Monday, July 11, 2016

9/11: Stories From the Other Side


Today, like the previous week, I woke up and got ready for a busy day in class. I walked over to the McNeil Building and took a seat. Soon after, the professor started to talk about the meanings of the words migration, emigration and immigration. Migration is just the act of moving to a new place, emigration is moving out of a country and immigration is moving into another country. With this he gave us a break down of the history of immigration and how race and identity defined the interactions newcomers had with the “original” settlers of North America. I put original in quotation marks because they weren’t the first people in what we now know as North America. The Native Americans were but my point is that ever since then there has been a dynamic of what it looks like to be an American and that affects minorities even if they are born in “the land of the free.”
Valerie Talking to the class through Skype about her film, United We Fall

Our guest speaker, Valerie Kaur, was the creator of the film United We Fall.
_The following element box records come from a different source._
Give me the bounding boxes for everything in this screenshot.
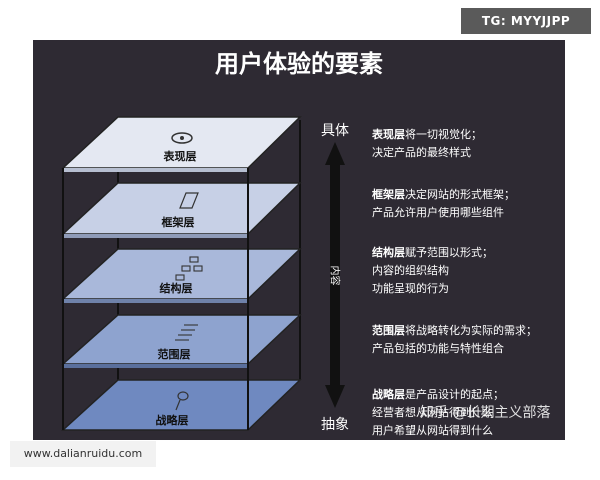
desc-structure: 结构层赋予范围以形式； 内容的组织结构 功能呈现的行为 bbox=[372, 246, 493, 295]
layer-scope bbox=[61, 314, 302, 368]
desc-strategy: 战略层是产品设计的起点； 经营者想从网站得到什么 用户希望从网站得到什么 bbox=[372, 388, 504, 437]
desc-skeleton: 框架层决定网站的形式框架； 产品允许用户使用哪些组件 bbox=[372, 188, 515, 219]
zhihu-watermark: 知乎 @长期主义部落 bbox=[420, 405, 551, 421]
diagram-title: 用户体验的要素 bbox=[215, 50, 383, 78]
desc-presentation: 表现层将一切视觉化； 决定产品的最终样式 bbox=[372, 128, 482, 159]
eye-icon bbox=[171, 132, 193, 144]
axis-concrete-label: 具体 bbox=[321, 123, 349, 139]
watermark-bottom: www.dalianruidu.com bbox=[10, 441, 156, 467]
layer-label-skeleton: 框架层 bbox=[161, 216, 195, 229]
layer-label-strategy: 战略层 bbox=[155, 414, 189, 427]
list-icon bbox=[175, 324, 198, 341]
axis-abstract-label: 抽象 bbox=[321, 417, 349, 433]
desc-scope: 范围层将战略转化为实际的需求； 产品包括的功能与特性组合 bbox=[372, 324, 537, 355]
layer-label-presentation: 表现层 bbox=[163, 150, 197, 163]
layer-label-structure: 结构层 bbox=[159, 282, 193, 295]
structure-icon bbox=[175, 256, 203, 281]
frame-icon bbox=[179, 192, 199, 209]
content-arrow bbox=[325, 142, 345, 408]
bulb-icon bbox=[177, 391, 189, 401]
axis-content-label: 内容 bbox=[328, 265, 340, 286]
watermark-top: TG: MYYJJPP bbox=[461, 8, 591, 34]
layer-label-scope: 范围层 bbox=[157, 348, 191, 361]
This film depicts the backlash that the Sikh and Muslim communities faced after the terrorist attacks on September 11, 2001. At the time she was 20 years old and embarked on a trip all across America to collect stories of Sikh people that were being unfairly targeted by so called Americans because they looked like terrorist because of their skin color and the turbans on their heads. 

In her film she talked to many of the victims of hate crimes like a woman that when she was at a stop light, a couple of guys opened her door and threatened to slit her throat. Luckily they didn’t but they cut her head a couple times. This woman wasn’t a terrorist. On the contrary, she was a business owner that contributed to society. 

One of the big stories she focused on was that of a man that was shot outside of his gasoline station by a guy in a truck. He wasn’t as fortunate as the woman. He passed away leaving behind his grieving family and a multitude of people that respected him in his community. Valerie found her voice through the film and brought attention to the discrimination that her Sikh community was going through.

One thing that Valerie said that by recording what was happening around her, she became part of it. She was no longer a spectator but took part in the sad story she was reporting. She was harassed and discriminated against in her journey and at times felt in physical danger but she pushed through. She is an example for all the young people like me, to take action. She was 20 years old when she took a leap of faith and helped create awareness about violence and discrimination.

We talked about some of this in our small discussion groups but we mainly focused on race and policing. Regarding that topic, we talked about how white criminals get painted as having a bad life and having no other outlet for their feelings other than committing crimes but when it's a person of color they paint them as ruthless criminals even if it was a petty offense. This socially creates a divide in how we approach each case based off the color of the criminal’s skin and/or cultural background.

I really like today’s topic because it touched on the assumptions people make based on how someone or a group of people look. The Sikhs, just like the Japanese after Pearl Harbor, were deliberately targeted because of a crime they did not partake in at any point. Even to this day Islamophobia is deeply ingrained into the mindsets of many people. Maybe in not obvious ways but just by feeling insecure when someone with a turban walks by or having to do an extra search at an airport just because someone has brown skin and a beard. Racism is not about blunt expressions but about the micro-aggressions in everyday situations.  

Tomorrow we will be talking about sexuality and gender and how they are both a social construct yet they affect the lives of everyone. Mostly the people that don’t fit into a binary like gender is perceived.

1 comment:

  1. Something you might bring up in your class was how, through the years, recent immigrants turned on other immigrants. We’re not talking about today or yesterday but back in the 1800’s.

    In New York City there was a fierce backlash against the Irish that were pouring in during the 1860’s. Even though most of the ‘Americans’ had only been in the US for a single generation, they could not abide these new immigrants coming into ‘their’ country.

    Talk about how we discriminated against Asians from the 1850’s through the 1930’s. In San Francisco they used to burn down the Chinatowns and Japantowns and often lynched people with yellow skin. We had strict immigration laws against people from Asia. Angel Island was the Ellis Island of the West Coast and was full of Asians who were trapped here either being allowed to stay or having the means to return home.